I've glanced at OneNote a couple of times but never seemed to really get what it wanted me to do and what it could do for me. I've also looked at Evernote a couple of times with more diligence -- mostly because of the web-based service and being synchronized/accessible by iOS devices, of which I have a couple now. And today, triggered by the article above, I downloaded and installed Evernote.

Having done that I think I "get" what Evernote wants me to do, and what it will do for me. It is very cool -- the recognizing text out of images is neat, and upgrading to Premium might be worth it only for making all my vendor PDFs searchable from one place. But I'm still not sure I want to buy into it, and today I figured out why.

Evernote, and I presume OneNote, is a really well-done Wiki program. It is easy to get data in, easy to organize and find data, easy to store and easy to access. Evernote is a brilliant success at this.

The problem is: it is private by default.

Not just organization-private, but individual-private. By default, what goes into it isn't viewable by arbitrary people.

Which for a lot of applications, is great! You don't want your private business, your secret sauce, just out there for anyone to take and copy. This is the value you add.

Like the joker says, if you're good at something, never do it for free.

But for what I want, generally, I want public-by-default. A lot of the problems I see and fight with and solve professionally have proprietary details, but the underlying logic of how to line the hoops up to jump through to get the result I want -- that's general.

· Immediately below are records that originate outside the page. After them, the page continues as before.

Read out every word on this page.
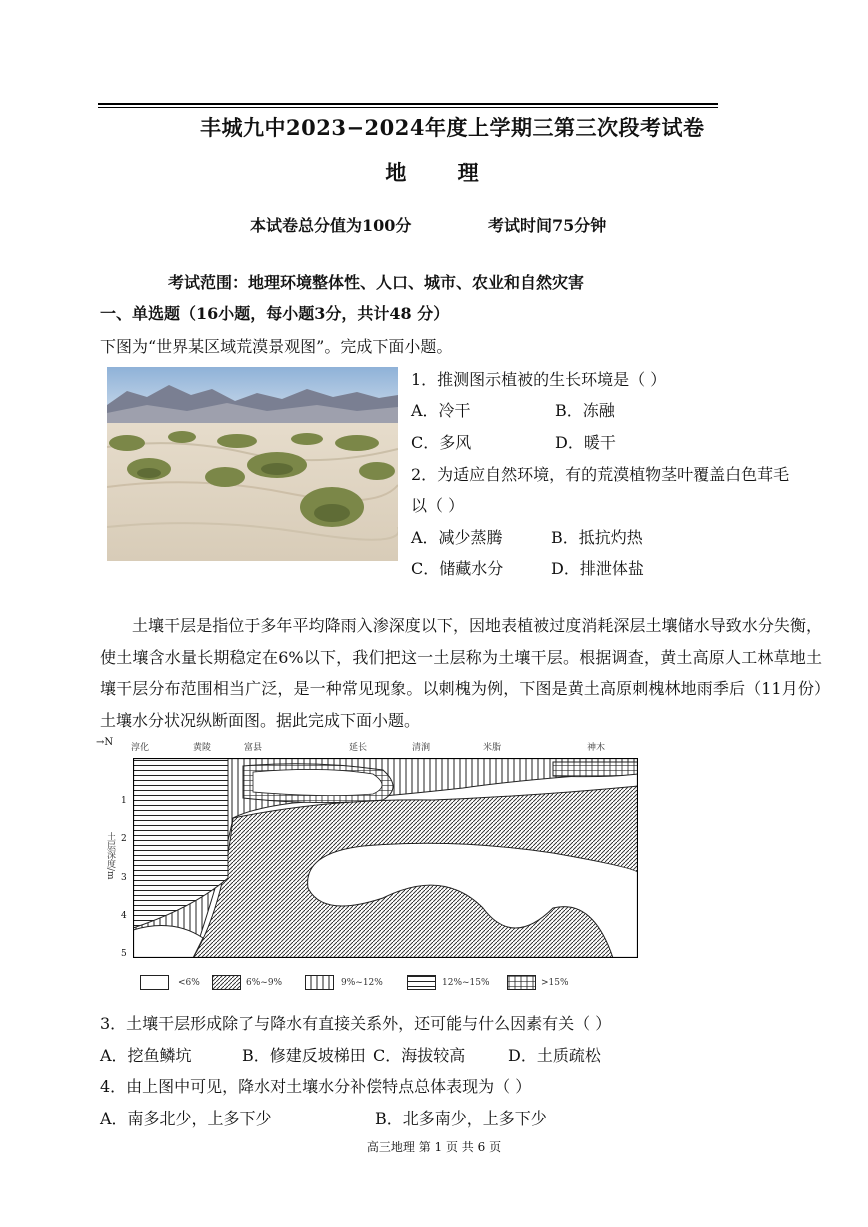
丰城九中2023−2024年度上学期三第三次段考试卷
地 理
本试卷总分值为100分	考试时间75分钟
考试范围：地理环境整体性、人口、城市、农业和自然灾害
一、单选题（16小题，每小题3分，共计48 分）
下图为“世界某区域荒漠景观图”。完成下面小题。
1．推测图示植被的生长环境是（ ）
A．冷干	B．冻融
C．多风	D．暖干
2．为适应自然环境，有的荒漠植物茎叶覆盖白色茸毛
以（ ）
A．减少蒸腾	B．抵抗灼热
C．储藏水分	D．排泄体盐
土壤干层是指位于多年平均降雨入渗深度以下，因地表植被过度消耗深层土壤储水导致水分失衡，使土壤含水量长期稳定在6%以下，我们把这一土层称为土壤干层。根据调查，黄土高原人工林草地土壤干层分布范围相当广泛，是一种常见现象。以刺槐为例，下图是黄土高原刺槐林地雨季后（11月份）土壤水分状况纵断面图。据此完成下面小题。
→N 淳化	黄陵	富县	延长	清涧	米脂	神木
土层深度/m
1
2
3
4
5
<6%	6%~9%	9%~12%	12%~15%	>15%
3．土壤干层形成除了与降水有直接关系外，还可能与什么因素有关（ ）
A．挖鱼鳞坑	B．修建反坡梯田 C．海拔较高	D．土质疏松
4．由上图中可见，降水对土壤水分补偿特点总体表现为（ ）
A．南多北少，上多下少	B．北多南少，上多下少
高三地理 第 1 页 共 6 页
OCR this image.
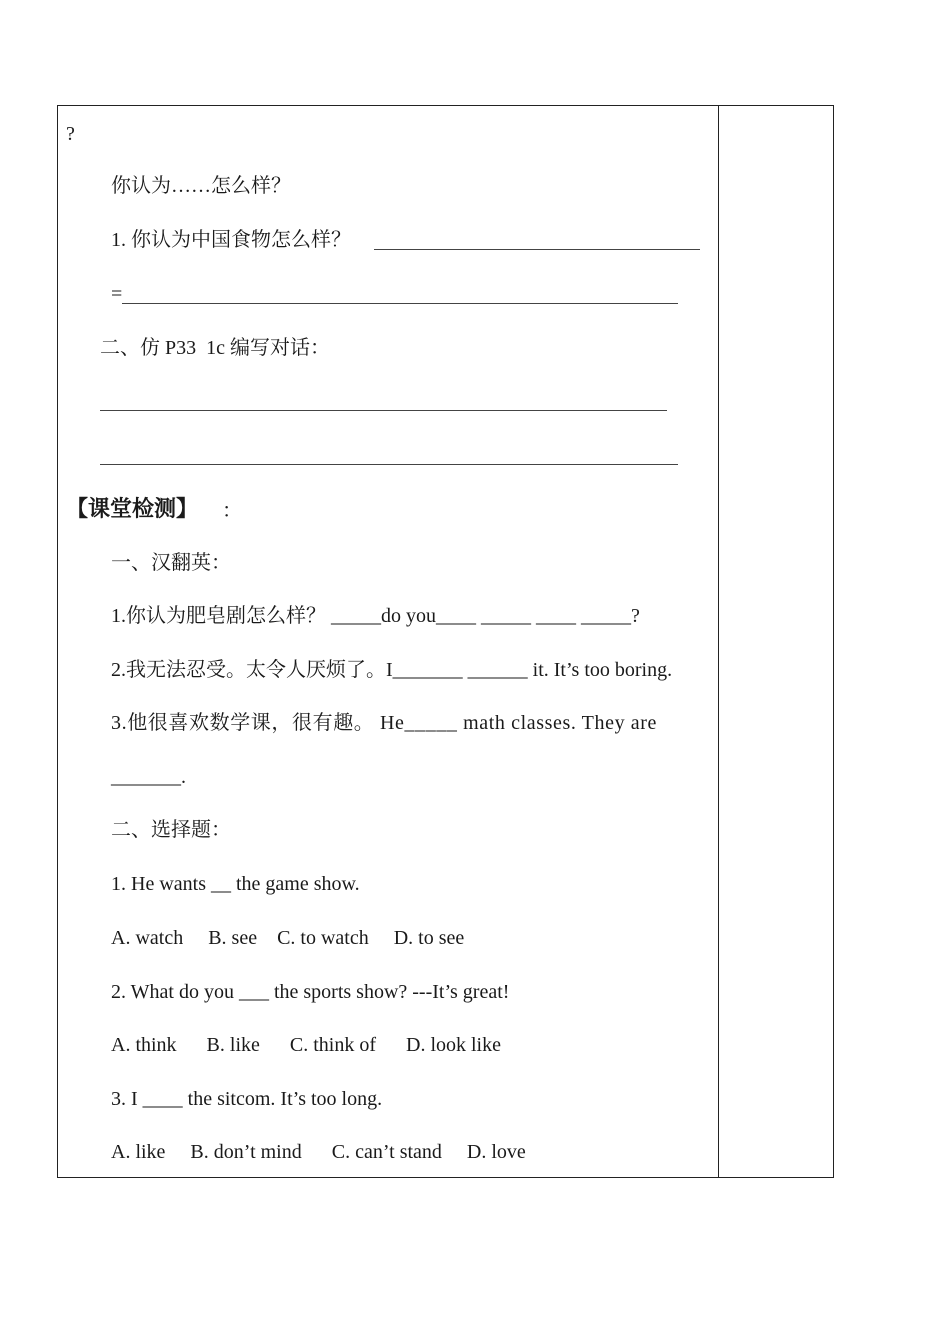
?
你认为……怎么样？
1. 你认为中国食物怎么样？
=
二、仿 P33  1c 编写对话：
【课堂检测】 ：
一、汉翻英：
1.你认为肥皂剧怎么样？ _____do you____ _____ ____ _____?
2.我无法忍受。太令人厌烦了。I_______ ______ it. It’s too boring.
3.他很喜欢数学课，很有趣。 He_____ math classes. They are
_______.
二、选择题：
1. He wants __ the game show.
A. watch     B. see    C. to watch     D. to see
2. What do you ___ the sports show? ---It’s great!
A. think      B. like      C. think of      D. look like
3. I ____ the sitcom. It’s too long.
A. like     B. don’t mind      C. can’t stand     D. love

And usually I solve it with some hints from the Internet, usually from other people's blogs and wikis showing what they learned when they did what I'm trying to do.

And therefore I feel a duty to give back to the Internet. Thus, the public wiki, where I put out what I've learned. There are some articles which I am proud of up there. (Some others, not so much.) And very occasionally I get an email from someone saying "thanks!" (or "you are wrong/incomplete, here's why"). But the hit counts on some articles keep going up. I'm doing my part to make the Internet include answers, not just questions.

Now that I've wrestled that revelation out of myself, I'm going to try Evernote for a while to see if it will fit in my workflow. I'll probably even up for the Premium for a year -- I've spent more than $50 on worse things.